Categories: Technology

“Gemini 2.5 Use of the computer” has solid web performance, Android

Google now allows developers to preview the model for using the Gemini 2.5 computer behind Project Mariner and agent features in AI mode.

This “specialized model” can interact with graphic user interfaces, in particular browsers and websites.
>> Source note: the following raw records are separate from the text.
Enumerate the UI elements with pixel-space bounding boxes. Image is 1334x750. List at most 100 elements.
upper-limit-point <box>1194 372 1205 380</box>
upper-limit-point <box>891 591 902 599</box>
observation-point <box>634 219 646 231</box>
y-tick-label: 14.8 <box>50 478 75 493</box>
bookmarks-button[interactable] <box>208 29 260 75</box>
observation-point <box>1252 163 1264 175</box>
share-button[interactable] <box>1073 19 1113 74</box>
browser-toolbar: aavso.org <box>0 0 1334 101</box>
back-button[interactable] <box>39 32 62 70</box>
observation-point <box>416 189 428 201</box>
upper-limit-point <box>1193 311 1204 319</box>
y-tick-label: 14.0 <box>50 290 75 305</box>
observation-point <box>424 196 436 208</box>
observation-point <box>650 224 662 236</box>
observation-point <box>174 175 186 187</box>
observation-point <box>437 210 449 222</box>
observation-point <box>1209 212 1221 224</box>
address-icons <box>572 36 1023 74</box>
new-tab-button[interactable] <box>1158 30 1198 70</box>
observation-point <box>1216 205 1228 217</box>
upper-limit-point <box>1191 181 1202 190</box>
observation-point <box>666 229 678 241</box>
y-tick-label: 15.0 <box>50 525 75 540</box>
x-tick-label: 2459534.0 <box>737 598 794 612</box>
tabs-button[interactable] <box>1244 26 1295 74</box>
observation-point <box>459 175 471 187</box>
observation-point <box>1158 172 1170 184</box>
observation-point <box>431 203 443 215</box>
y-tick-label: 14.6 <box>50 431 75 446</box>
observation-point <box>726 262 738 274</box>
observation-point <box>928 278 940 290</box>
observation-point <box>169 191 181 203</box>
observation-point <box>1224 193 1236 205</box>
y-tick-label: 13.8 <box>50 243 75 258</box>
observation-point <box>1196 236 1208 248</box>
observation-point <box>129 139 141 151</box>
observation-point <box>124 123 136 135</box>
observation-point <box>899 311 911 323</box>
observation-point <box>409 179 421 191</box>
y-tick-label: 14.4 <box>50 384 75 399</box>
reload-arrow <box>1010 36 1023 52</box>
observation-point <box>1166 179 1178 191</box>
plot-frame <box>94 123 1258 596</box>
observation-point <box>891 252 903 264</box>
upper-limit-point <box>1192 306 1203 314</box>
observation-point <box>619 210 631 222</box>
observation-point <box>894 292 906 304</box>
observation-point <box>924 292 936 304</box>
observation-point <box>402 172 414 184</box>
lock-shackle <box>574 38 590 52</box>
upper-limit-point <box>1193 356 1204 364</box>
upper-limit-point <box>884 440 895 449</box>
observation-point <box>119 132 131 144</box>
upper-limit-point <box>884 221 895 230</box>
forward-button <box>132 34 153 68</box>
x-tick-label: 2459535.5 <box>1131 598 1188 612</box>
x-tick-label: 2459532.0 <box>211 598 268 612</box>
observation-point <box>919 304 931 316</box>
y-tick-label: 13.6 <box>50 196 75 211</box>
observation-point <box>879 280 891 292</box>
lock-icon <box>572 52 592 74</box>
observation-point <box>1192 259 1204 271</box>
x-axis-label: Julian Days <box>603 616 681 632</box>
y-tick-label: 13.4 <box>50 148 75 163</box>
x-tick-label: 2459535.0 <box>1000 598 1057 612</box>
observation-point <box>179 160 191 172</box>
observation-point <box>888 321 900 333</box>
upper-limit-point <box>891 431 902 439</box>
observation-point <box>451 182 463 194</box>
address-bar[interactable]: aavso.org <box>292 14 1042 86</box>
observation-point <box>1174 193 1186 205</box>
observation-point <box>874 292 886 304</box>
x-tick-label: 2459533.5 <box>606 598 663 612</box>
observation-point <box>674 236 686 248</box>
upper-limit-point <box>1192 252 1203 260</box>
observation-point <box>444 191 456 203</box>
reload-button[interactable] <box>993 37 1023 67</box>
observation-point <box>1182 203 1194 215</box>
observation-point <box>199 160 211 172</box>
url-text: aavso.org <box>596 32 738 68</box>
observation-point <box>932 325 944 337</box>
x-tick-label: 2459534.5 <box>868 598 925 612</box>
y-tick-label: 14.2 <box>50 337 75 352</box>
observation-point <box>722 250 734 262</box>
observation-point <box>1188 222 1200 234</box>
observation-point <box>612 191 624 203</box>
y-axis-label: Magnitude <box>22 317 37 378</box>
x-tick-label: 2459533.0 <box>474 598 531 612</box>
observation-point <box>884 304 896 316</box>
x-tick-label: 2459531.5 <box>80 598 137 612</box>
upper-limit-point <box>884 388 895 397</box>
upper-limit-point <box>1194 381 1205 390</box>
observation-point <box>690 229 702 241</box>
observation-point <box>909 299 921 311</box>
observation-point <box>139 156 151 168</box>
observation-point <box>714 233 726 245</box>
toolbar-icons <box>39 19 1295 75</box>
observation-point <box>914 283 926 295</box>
There are several steps that occur in a loop “until the task is over”.

  • Send a request to the model: entries include “user demand, environmental screenshot and recent actions history”.
  • “The model then analyzes these entries and generates a response, generally a function call representing one of the actions of the user interface such as the clicking or entry.”
  • Receive the model’s response: “… The Customer Code then performs the action received.”
  • “Once the action is carried out, a new screenshot of the graphical interface and the current URL are returned to the model for using the computer as a function of function restarting the loop.”

Other user interface actions supported by the model include backward / search, web search, navigation to a specific URL, overview of the cursor, keyboard combinations, scrolling and draining and drop.

Google shared two examples (at a 3X speed) with the following prompts:

Advertising – Scroll for more content

“From https://tinyurl.com/pet-care-signup, get all the details for any pet with a residence in California and add them as a guest in my CRM SPA at https://pet-luxe-spa.web.app/. Then organizes the reason for the visit of the animal specialist.

“”My art club has thought about the tasks before our fair. The board is chaotic and I need your help to organize the tasks in certain categories I have created. Go to Sticky-note-jam.web.app and make sure that the notes are clearly in the right sections. Slide them there if not.

The use of the Gemini 2.5 computer is “mainly optimized for web browsers”. However, Google has a “Androidworld” reference which “demonstrates a strong promise for control tasks of the mobile user interface”, while it is not yet optimized for office OS level control “.

Google has demonstrated solid performance on web and mobile control references compared to the offer from Claude and Openai, as well as “the top quality for browser control to the lowest latency”.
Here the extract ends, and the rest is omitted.